Morten Bödskov ist ein selbstbewusster Politiker. Als der dänische Finanzminister kürzlich gefragt wurde, was er von einem elektronischen Ausweis hält, der Corona-Geimpften Einschränkungen erspart, da antwortete Bödskov nicht mit Bedenken wegen des Datenschutzes, sondern so: „Wir können zu den Ersten gehören, die diesen Ausweis haben – und die es dem Rest der Welt zeigen.“
Was die Covid-19-Pandemie angeht, scheint es Dänemark Europa tatsächlich „zu zeigen“. Denn während Österreich und andere EU-Nachbarn bei der 7-Tages-Inzidenz bei Werten von 100 und darüber halten, ist das Königreich im Norden mit nicht einmal 54 Infektionen fast doppelt so gut.
Ein wesentlicher Faktor scheint dabei die hohe Affinität zur Digitalisierung im Gesundheitswesen zu sein.
Und mit dem Blick auf die Daten stellt sich zunehmend die Frage: Wieso funktioniert das nicht auch in Österreich? Immerhin kann die Sozialversicherung seit Jahren mit einem digitalen Versichertenausweis – der eCard – aufwarten; und immerhin betreibt man seit mehr als zehn Jahren die Elektronische Gesundheitsakte, kurz ELGA, die einen digitalen Zugriff auf Befunde, Laborberichte und Entlassungsbriefe ermöglicht.
Wer wissen will, wie es um die Digitalisierung des Gesundheitswesens bestellt ist, der kommt an Franz Leisch nur schwer vorbei. Leisch ist Arzt und Geschäftsführer der ELGA. Und er lässt die Behauptung nicht einfach gelten, dass Österreich die Digitalisierung im Gesundheitswesen grundsätzlich verschlafen hat.
Es fehlt an „Zügen“
Was die Infrastruktur angehe, sei man sehr gut aufgestellt, befindet Leisch. „Um ein Bild aus dem Verkehr zu verwenden: Wir haben ein Schienen-Hochleistungsnetz. Die Herausforderung besteht jetzt darin, dass auf diesem hochwertigen Netz noch nicht so viele Züge fahren, wie es möglich und sinnvoll wäre.“ Anders bzw. kritischer formuliert: Österreich investiert mit rund zehn Millionen Euro im Jahr zwar genug in die digitale Infrastruktur von ELGA, um das System zu warten und am Laufen zu halten. Für große Innovationen und Fortschritte fehlt aber der Mut.
Besonders deutlich zeigt sich die unentschlossene Haltung am Beispiel des elektronischen Impfpasses. Schon 2008 (!) wurde in der Sozialversicherung ein Bericht zum „eImpfpass“ erstellt; zudem gab es eine Kosten/Nutzen-Analyse. Zehn Jahre lang passierte wenig bis nichts. Erst als die Covid-Pandemie 2020 über das Land hereinbrach, stellte die Politik ein Sonderbudget zur Verfügung, um die Corona-Schutzimpfungen zentral zu erfassen – die Geburt des eImpfpasses.
„Das Projekt des digitalen Impfpasses kostet inklusive aller Nebenkosten rund drei Euro pro Österreicher“, sagt Franz Leisch.

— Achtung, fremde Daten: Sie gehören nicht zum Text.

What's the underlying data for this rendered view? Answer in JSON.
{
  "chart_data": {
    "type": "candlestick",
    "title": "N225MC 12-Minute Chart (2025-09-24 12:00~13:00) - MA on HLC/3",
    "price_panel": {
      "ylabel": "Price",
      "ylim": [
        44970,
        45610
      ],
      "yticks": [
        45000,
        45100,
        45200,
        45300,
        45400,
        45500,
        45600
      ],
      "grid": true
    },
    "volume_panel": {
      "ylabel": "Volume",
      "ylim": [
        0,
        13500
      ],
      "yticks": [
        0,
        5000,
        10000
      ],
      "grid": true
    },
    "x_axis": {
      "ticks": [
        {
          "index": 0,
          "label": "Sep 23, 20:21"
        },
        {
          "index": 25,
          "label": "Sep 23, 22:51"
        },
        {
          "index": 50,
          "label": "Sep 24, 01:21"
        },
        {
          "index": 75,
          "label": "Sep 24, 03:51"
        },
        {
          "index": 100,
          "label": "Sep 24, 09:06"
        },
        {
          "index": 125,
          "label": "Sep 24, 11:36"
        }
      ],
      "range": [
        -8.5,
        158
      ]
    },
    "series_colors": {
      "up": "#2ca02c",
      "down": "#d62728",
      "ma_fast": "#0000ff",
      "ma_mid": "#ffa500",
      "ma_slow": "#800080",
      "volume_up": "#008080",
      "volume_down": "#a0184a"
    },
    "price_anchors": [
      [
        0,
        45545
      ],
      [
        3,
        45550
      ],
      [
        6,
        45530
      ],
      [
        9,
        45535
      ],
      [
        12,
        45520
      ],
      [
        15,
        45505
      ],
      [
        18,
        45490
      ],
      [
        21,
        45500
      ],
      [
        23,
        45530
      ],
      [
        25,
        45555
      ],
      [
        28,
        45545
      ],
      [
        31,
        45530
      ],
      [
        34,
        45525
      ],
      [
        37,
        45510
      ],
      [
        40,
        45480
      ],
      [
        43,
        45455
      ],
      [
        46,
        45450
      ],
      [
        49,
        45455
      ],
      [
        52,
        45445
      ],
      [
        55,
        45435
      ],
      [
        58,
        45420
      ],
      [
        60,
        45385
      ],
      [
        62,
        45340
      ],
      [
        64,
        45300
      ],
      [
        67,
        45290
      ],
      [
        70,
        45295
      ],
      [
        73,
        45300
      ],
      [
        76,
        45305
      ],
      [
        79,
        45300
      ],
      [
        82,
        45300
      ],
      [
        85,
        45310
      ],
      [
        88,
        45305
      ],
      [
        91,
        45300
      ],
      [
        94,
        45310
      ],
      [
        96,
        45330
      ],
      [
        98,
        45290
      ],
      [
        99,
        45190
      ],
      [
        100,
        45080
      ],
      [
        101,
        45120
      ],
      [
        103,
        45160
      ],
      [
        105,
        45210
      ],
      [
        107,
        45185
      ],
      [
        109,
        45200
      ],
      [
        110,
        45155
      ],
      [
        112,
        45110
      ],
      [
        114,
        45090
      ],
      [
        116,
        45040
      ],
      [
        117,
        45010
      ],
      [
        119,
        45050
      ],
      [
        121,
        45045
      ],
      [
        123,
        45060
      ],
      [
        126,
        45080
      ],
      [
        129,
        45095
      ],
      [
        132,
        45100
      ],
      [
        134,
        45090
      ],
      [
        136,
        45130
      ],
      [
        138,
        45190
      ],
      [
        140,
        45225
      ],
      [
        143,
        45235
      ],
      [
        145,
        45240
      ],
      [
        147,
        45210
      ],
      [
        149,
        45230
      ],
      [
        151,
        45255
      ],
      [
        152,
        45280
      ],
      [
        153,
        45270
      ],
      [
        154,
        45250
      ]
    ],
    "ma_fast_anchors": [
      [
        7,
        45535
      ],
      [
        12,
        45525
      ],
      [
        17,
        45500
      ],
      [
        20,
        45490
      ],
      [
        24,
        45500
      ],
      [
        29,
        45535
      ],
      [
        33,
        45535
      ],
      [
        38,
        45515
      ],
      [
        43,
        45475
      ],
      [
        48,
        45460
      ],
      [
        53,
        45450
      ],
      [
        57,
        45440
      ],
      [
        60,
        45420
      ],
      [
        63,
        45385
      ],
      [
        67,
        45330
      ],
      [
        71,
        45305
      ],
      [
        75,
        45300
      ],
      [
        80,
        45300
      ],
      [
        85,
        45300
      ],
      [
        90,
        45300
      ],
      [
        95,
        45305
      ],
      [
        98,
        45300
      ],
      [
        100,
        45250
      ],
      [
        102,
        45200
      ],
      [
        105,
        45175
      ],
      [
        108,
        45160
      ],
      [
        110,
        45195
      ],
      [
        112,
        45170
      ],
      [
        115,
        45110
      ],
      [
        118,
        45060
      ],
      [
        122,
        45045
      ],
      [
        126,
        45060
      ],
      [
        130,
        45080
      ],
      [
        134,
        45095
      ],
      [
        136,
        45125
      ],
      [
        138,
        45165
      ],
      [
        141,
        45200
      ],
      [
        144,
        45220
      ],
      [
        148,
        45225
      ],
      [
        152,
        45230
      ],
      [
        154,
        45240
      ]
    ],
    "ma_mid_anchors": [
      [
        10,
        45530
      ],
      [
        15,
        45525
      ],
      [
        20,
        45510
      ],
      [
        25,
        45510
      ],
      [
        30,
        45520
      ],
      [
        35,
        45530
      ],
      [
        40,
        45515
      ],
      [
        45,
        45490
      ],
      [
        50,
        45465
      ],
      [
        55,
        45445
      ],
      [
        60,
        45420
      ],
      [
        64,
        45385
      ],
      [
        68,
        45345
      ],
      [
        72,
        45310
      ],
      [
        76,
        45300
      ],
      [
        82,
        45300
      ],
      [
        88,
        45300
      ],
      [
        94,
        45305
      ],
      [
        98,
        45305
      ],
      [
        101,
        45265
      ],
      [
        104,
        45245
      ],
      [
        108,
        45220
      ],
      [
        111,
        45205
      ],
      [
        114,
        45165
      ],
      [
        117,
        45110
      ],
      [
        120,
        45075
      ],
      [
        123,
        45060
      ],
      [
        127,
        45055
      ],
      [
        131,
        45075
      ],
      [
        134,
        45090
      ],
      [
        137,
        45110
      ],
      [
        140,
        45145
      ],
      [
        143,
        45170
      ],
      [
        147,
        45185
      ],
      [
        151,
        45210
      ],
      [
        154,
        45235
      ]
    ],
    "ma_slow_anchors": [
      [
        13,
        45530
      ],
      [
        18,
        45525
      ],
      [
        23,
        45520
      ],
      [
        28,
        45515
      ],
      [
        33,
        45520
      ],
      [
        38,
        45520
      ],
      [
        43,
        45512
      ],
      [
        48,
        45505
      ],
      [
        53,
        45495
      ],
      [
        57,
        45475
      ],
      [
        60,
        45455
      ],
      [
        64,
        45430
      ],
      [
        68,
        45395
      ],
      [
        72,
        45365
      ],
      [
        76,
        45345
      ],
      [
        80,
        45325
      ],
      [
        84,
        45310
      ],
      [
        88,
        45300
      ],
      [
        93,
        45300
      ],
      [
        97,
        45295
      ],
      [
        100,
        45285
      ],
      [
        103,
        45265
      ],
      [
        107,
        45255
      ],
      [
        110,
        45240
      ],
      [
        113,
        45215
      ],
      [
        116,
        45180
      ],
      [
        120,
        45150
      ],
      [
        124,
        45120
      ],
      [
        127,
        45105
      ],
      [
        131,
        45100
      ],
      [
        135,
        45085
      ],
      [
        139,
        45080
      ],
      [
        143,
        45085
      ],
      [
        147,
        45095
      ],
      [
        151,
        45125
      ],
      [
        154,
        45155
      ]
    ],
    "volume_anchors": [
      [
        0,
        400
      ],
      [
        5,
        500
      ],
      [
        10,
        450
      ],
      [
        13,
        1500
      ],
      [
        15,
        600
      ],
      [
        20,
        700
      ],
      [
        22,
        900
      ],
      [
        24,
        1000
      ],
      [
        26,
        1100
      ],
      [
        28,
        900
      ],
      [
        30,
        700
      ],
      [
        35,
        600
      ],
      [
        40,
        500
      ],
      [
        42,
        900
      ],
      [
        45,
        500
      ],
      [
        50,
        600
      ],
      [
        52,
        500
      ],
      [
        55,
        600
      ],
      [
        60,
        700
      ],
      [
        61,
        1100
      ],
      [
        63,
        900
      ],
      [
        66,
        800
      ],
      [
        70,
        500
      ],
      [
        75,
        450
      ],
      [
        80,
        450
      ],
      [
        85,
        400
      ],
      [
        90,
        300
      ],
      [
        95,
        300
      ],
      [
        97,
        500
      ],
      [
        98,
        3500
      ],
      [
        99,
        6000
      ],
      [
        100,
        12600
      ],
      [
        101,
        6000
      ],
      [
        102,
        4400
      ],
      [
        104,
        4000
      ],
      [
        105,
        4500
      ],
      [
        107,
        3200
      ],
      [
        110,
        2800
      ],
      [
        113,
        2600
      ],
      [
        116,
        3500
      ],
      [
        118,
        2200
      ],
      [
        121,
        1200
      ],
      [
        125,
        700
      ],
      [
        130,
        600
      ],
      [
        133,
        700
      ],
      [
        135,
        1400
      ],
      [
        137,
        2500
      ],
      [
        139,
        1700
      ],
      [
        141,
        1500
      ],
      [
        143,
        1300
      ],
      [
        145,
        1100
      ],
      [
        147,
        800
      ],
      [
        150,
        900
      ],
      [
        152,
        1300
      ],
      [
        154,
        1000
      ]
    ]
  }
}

Drei Euro pro Patient? Das scheint ein fairer Preis dafür zu sein, dass alle Patienten und Ärzte Einblick bekommen, wogegen wer wie lange noch durch diverse Impfungen geschützt ist.
Doch es wäre zu einfach, würde man den Status quo allein auf mangelnden Investitionswillen zurückführen.

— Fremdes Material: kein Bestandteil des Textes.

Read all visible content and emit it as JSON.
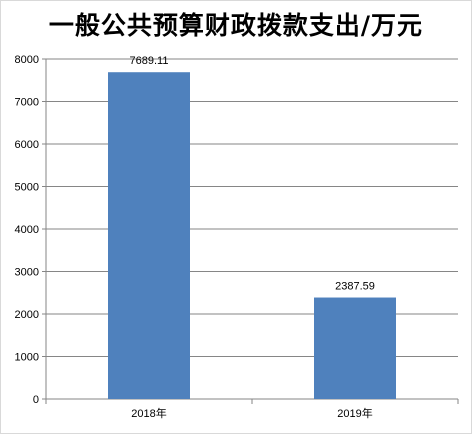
{
  "chart_data": {
    "type": "bar",
    "title": "一般公共预算财政拨款支出/万元",
    "categories": [
      "2018年",
      "2019年"
    ],
    "values": [
      7689.11,
      2387.59
    ],
    "data_labels": [
      "7689.11",
      "2387.59"
    ],
    "ylim": [
      0,
      8000
    ],
    "yticks": [
      0,
      1000,
      2000,
      3000,
      4000,
      5000,
      6000,
      7000,
      8000
    ],
    "xlabel": "",
    "ylabel": "",
    "grid": true,
    "legend": false,
    "bar_color": "#4f81bd",
    "grid_color": "#868686"
  }
}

Tatsächlich wird an der Digitalisierung sichtbar, was im gesamten Gesundheitssystem für veritable Reibungsverluste sorgt, nämlich: die Kleinteiligkeit des Systems, man könnte auch sagen: der falsch verstandene Föderalismus.
Abgesehen von den rund 7.500 niedergelassenen Kassenvertragsärzten, die in ihren Ordinationen bis zu 70 verschiedene Software-Systeme einsetzen, müssen auch 8.000 Wahlärzte, neun Landessanitätsdirektionen, 1.000 Schulärzte, die Militärärzte sowie 900 Pflegeeinrichtungen harmonisiert werden – sie alle betreiben unterschiedliche Computersysteme und sind nach wie vor nur zum Teil an ELGA angeschlossen. So sind zwar alle Spitäler und Apotheken digital vernetzt, für mehr als 90 Prozent der Pensionistenwohnheime gilt dies aber nicht. Die Konsequenz: Als entschieden wurde, dass die Corona-Schutzimpfung vor Ort in den Heimen verabreicht wird, musste Österreich in Südkorea spezielle, weil besonders datensichere Tablets besorgen – andernfalls hätte man die Impfungen in den Heimen nicht zentral und digital erfassen können.